Votação e Repercussão
Na votação da CCJ, os deputados Alexandre Knoploch (PL), Sarah Poncio (Solidariedade), Fred Pacheco (PL) e Marcelo Dino (PL) foram a favor do projeto, enquanto Carlos Minc (PSB) e Luiz Paulo (PSD) votaram contra, argumentando que a proposta poderia ser vista como uma forma de censura. Minc destacou que o termo ‘persona non grata’ é tipicamente utilizado em contextos diplomáticos e não deveria ser aplicado em situações como a de Porchat.
Consequências da aprovação
Caso a proposta seja aprovada no plenário, ela terá um caráter meramente simbólico e não impedirá que Porchat continue suas atividades no Rio de Janeiro. A decisão é vista como uma manifestação formal de reprovação por parte da Assembleia Legislativa, mas não terá efeitos legais diretos.

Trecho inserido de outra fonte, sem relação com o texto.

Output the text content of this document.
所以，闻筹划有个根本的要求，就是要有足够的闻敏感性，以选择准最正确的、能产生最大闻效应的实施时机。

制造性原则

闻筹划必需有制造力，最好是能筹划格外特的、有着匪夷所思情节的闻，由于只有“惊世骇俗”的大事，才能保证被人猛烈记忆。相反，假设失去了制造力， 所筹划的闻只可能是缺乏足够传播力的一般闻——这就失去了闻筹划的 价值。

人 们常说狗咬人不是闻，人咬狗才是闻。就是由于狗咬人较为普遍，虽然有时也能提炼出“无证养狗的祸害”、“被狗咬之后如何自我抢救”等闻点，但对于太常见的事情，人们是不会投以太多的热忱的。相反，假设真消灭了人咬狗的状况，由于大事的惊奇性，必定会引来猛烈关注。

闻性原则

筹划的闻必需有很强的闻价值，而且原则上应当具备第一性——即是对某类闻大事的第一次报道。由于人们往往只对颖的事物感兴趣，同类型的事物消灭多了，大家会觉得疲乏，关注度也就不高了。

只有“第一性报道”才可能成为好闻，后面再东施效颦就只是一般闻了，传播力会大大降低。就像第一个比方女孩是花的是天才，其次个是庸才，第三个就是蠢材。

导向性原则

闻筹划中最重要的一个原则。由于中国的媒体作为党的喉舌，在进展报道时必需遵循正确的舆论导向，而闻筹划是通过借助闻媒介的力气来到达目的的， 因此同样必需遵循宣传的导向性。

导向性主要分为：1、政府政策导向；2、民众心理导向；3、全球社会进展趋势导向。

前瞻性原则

Comparação com Juliano Cazarré
Simultaneamente, Rodrigo Amorim propôs uma honraria ao ator Juliano Cazarré, que também se tornou alvo de críticas e piadas por Porchat. Cazarré, conhecido por sua defesa de valores conservadores, recentemente lançou um curso sobre masculinidade, gerando polêmica nas redes sociais. Essa proposta de homenagem contrasta com a ação contra Porchat, evidenciando uma divisão nas percepções sobre a liberdade de expressão entre os artistas.
Próximos passos
A proposta ainda precisa ser votada no plenário da Alerj, onde é necessário que 36 deputados estejam presentes para que a votação aconteça. Se aprovada, a medida se tornará um registro formal da Assembleia, mas não trará consequências diretas para o humorista.